Impact of this Inside Work on Me
Each week I witness surrender, vulnerability, open-heartedness, and respect, which reassure me when doubt arises, as it does. Prison work demonstrates that grace can flow through me. It is the laboratory of my soul work.
Impact of this Work on Inmates
The Diamond Approach is not explicit in any of the work inside, but it informs my work with each man. Hank has served over 40 years of a life sentence. His wife and daughter express anger and outrage at his crime and oppose parole. He found his own forgiveness through inquiry in the circle. Then, Hank was troubled that he might be losing touch with reality. He would sit on his bunk after a morning meditation and feel held, cared for, loved, and happy. He had no one inside to talk with and felt disoriented. We inquired into his experience and he found that he could be experiencing his form of spiritual awareness. Hank relaxed into his personal awakening. Jim was an Army Spec 4, sharpshooter, in Afghanistan. His rifle platoon was patrolling a wooded valley and he came face to face with a boy, within ten feet, ready to fire on him. He shot and killed the boy. What is he to tell his own daughter about this, who is now the same age? In inquiry, he found objective understanding of his fired shot and forgiveness from himself and his higher power. Jim laid down his obsessive guilt.
I have difficulty letting go of my desire for every participant to understand and align with what we bring to the circle. Judging other facilitators competes with my acceptance and urges me to intervene. Yet sometimes stepping in is helpful, so discriminating my role is not simple. Respect for each soul underlies both the Diamond Approach and Jericho Circle work but there is tension between that respect, often espoused in principle by prison staff, and their need to control. Sometimes incarceration practices feel like insurmountable barriers to healing and rehabilitation.

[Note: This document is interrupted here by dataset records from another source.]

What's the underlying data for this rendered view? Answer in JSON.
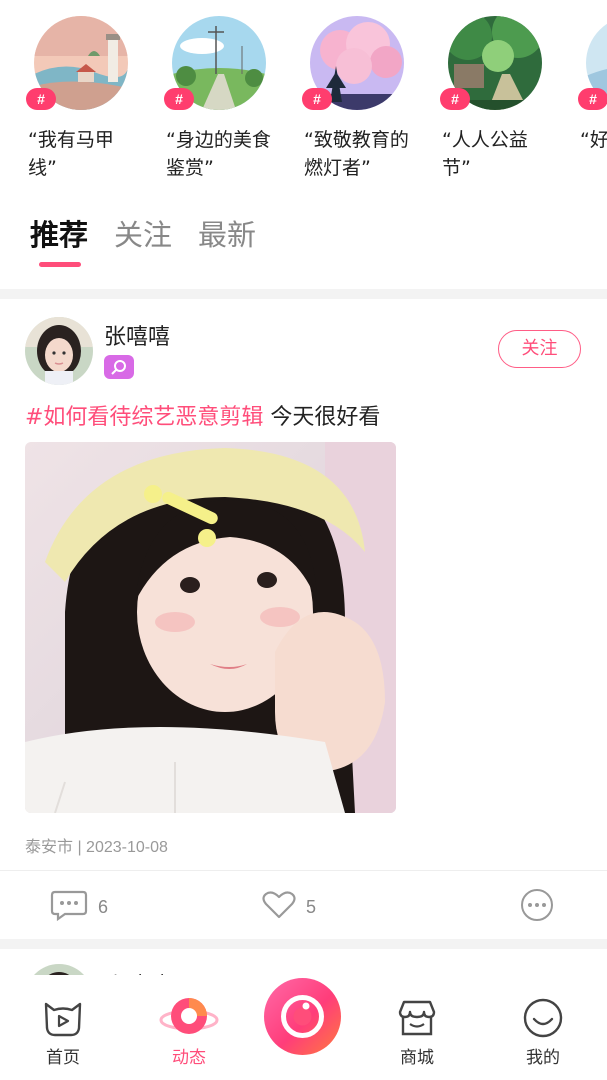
{
  "topics": [
    {
      "hash": "#",
      "label": "“我有马甲线”"
    },
    {
      "hash": "#",
      "label": "“身边的美食鉴赏”"
    },
    {
      "hash": "#",
      "label": "“致敬教育的燃灯者”"
    },
    {
      "hash": "#",
      "label": "“人人公益节”"
    },
    {
      "hash": "#",
      "label": "“好图鉴"
    }
  ],
  "tabs": [
    {
      "label": "推荐",
      "active": true
    },
    {
      "label": "关注",
      "active": false
    },
    {
      "label": "最新",
      "active": false
    }
  ],
  "post": {
    "username": "张嘻嘻",
    "follow_label": "关注",
    "hashtag": "#如何看待综艺恶意剪辑",
    "text": " 今天很好看",
    "location_date": "泰安市 | 2023-10-08",
    "comments": "6",
    "likes": "5"
  },
  "post2": {
    "username": "张嘻嘻"
  },
  "nav": [
    {
      "label": "首页",
      "icon": "cat-play-icon",
      "active": false
    },
    {
      "label": "动态",
      "icon": "planet-icon",
      "active": true
    },
    {
      "label": "",
      "icon": "camera-icon",
      "active": false
    },
    {
      "label": "商城",
      "icon": "store-icon",
      "active": false
    },
    {
      "label": "我的",
      "icon": "smile-icon",
      "active": false
    }
  ],
  "colors": {
    "accent": "#ff4d7a",
    "hash_badge": "#ff3d6e",
    "gender_badge": "#d86ae6"
  }
}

There are now hundreds of inside men who have experienced healing journeys, discovered forgiveness and trust in their own inherent goodness, as well as a measure of self-respect and dignity. This is remarkable, for each man is imprisoned in a structure that crushes strength, light, and spiritual growth. Through this veil, I see inherent goodness in each of us, an awareness that nourishes my soul. I am reminded of my own prison of beliefs and judgments, and that I may also find self-love and dignity. Men are finding their humanity inside. There is no higher calling for me than to witness this and to help. I am grateful for my Diamond Approach practice, which offers access to the ground of being. My practice enables me to hold myself and others without judgment and allow True Nature to flow through me.